AB. Simpson telah kembali kepada BAPA, RA. Jaffray juga sudah kembali kepada BAPA, tetapi apa yang telah mereka lakukan senantiasa tinggal tetap dan kekal dalam ingatan setiap generasi ke generasi.  Hidup mereka yang satu kali sungguh telah memberi dampak kekekalan bagi seluruh dunia.
Hal yang pernah diungkapkan Jim Elliot, seorang misionari muda ke suku Auca, India. “Hanya ada satu kehidupan yang akan segera berlalu, tetapi apa yang dilakukan bagi Kristus akan bertahan sampai kekal”
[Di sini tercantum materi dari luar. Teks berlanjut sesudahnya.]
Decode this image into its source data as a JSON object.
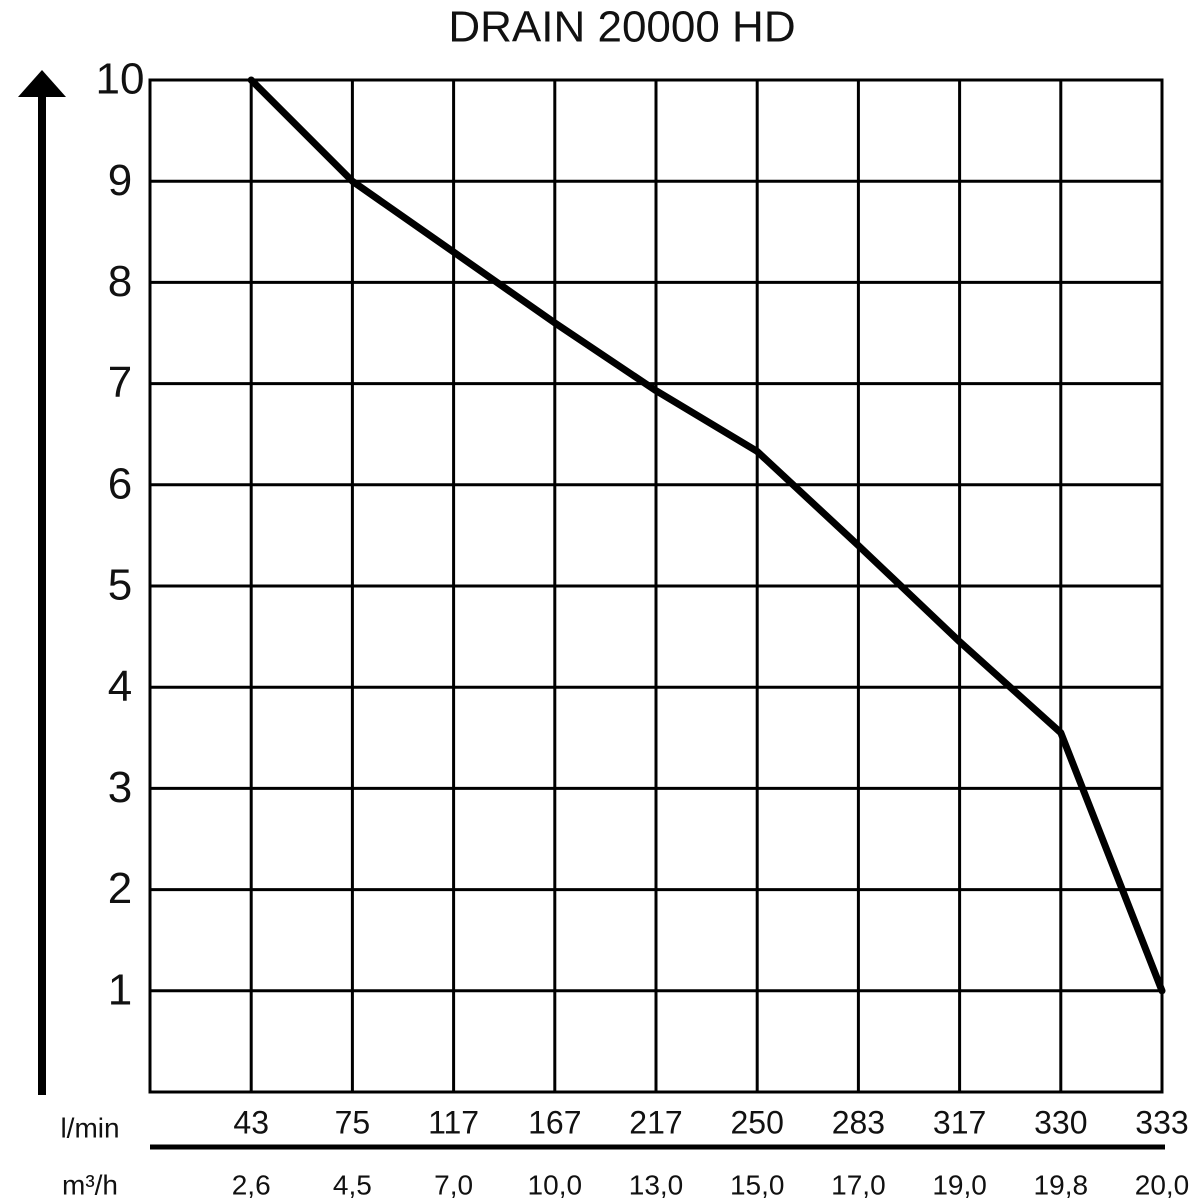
{
  "chart_data": {
    "type": "line",
    "title": "DRAIN 20000 HD",
    "x_label": "l/min",
    "x2_label": "m³/h",
    "categories": [
      "43",
      "75",
      "117",
      "167",
      "217",
      "250",
      "283",
      "317",
      "330",
      "333"
    ],
    "categories2": [
      "2,6",
      "4,5",
      "7,0",
      "10,0",
      "13,0",
      "15,0",
      "17,0",
      "19,0",
      "19,8",
      "20,0"
    ],
    "series": [
      {
        "name": "DRAIN 20000 HD",
        "color": "#000000",
        "values": [
          10,
          9.0,
          8.3,
          7.6,
          6.93,
          6.33,
          5.4,
          4.45,
          3.55,
          1.0
        ]
      }
    ],
    "ylim": [
      0,
      10
    ],
    "yticks": [
      1,
      2,
      3,
      4,
      5,
      6,
      7,
      8,
      9,
      10
    ],
    "grid": true
  }
}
Jim Elliot bersama dengan 4 rekannya yang berusia antara 26-30 tahun, meninggalkan istri dan anak-anak mereka pergi beritakan Injil ke Suku Auca, suku pembantai.  Sungguh tragis, mereka disambut tombak yang membunuh mereka semua.  Mereka masih muda, pergi mengantar nyawa, bahkan sebelum sepatah kata Injil mereka sampaikan. Ironi itu kini telah berganti dengan sukacita di Suku Auca, bangsa pembunuh itu, bahkan pembunuh kelima anak muda itu telah menerima Kristus, ribuan orang Suku Auca saat ini telah terima Yesus. Istri dan anak-anak dari kelima pemuda yang dibunuh itu justru yang kemudian meneruskan usaha pemberitaan Injil itu di tengah Suku Auca.
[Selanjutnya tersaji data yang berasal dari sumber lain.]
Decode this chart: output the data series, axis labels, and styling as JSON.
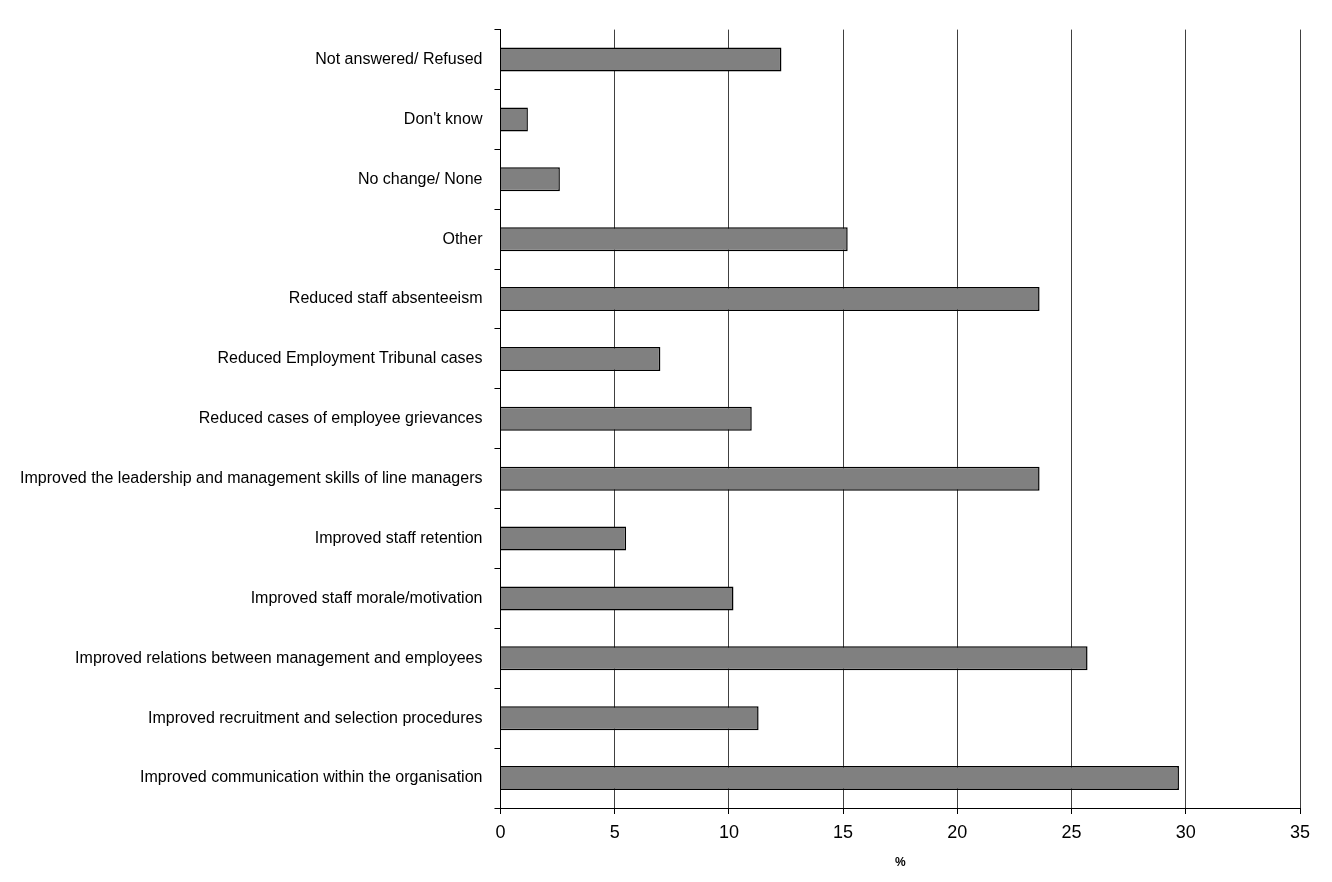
{
  "chart_data": {
    "type": "bar",
    "orientation": "horizontal",
    "xlabel": "%",
    "categories": [
      "Not answered/ Refused",
      "Don't know",
      "No change/ None",
      "Other",
      "Reduced staff absenteeism",
      "Reduced Employment Tribunal cases",
      "Reduced cases of employee grievances",
      "Improved the leadership and management skills of line managers",
      "Improved staff retention",
      "Improved staff morale/motivation",
      "Improved relations between management and employees",
      "Improved recruitment and selection procedures",
      "Improved communication within the organisation"
    ],
    "values": [
      12.3,
      1.2,
      2.6,
      15.2,
      23.6,
      7.0,
      11.0,
      23.6,
      5.5,
      10.2,
      25.7,
      11.3,
      29.7
    ],
    "color": "#808080",
    "xlim": [
      0,
      35
    ],
    "xticks": [
      0,
      5,
      10,
      15,
      20,
      25,
      30,
      35
    ],
    "grid": "x",
    "legend": false
  }
}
Hidup kelima misionari itu sangat singkat, belum melihat anak mereka tumbuh remaja, pemuda dan dewasa.  Tetapi hidup yang sangat amat singkat itu telah menorehkan sejarah yang dikenang hingga kekekalan.  Hidup mereka telah memberikan dampak kekekalan kepada Suku Auca, suku pembunuh itu sehingga mereka menjadi pengikut Yesus.
Bagaimana dengan kita kaum muda GKII Imaneul saat ini.  Adakah kita juga mau mengatakan, hidup yang satu kali ini saya gunakan bagi Kristus. Sebagai seorang muda, kita memiliki banyak kesempatan untuk melakukan hal-hal yang berdampak bagi keluarga, gereja, masyarakat kita.  Mulailah saat ini dengan berkomitmen untuk hidup takut akan Tuhan, belajar kebenaran Tuhan, dan berjalan dalam rencana-Nya.
Hiduplah bukan sekedar hidup, tetapi menghidupi hidup dengan sungguh-sungguh di dalam kehidupan Kristus.  Masa muda pun begitu singkat, tetapi dalam waktu singkat itu kita bisa berbuat hal yang memuliakan Kristus dan berdampak bagi kota kita, bagi gereja kita, bahkan bagi generasi kita.
Melalui talenta, bakat dan karunia yang Tuhan beri kita lakukan pekerjaan-pekerjaan yang memuliakanNya.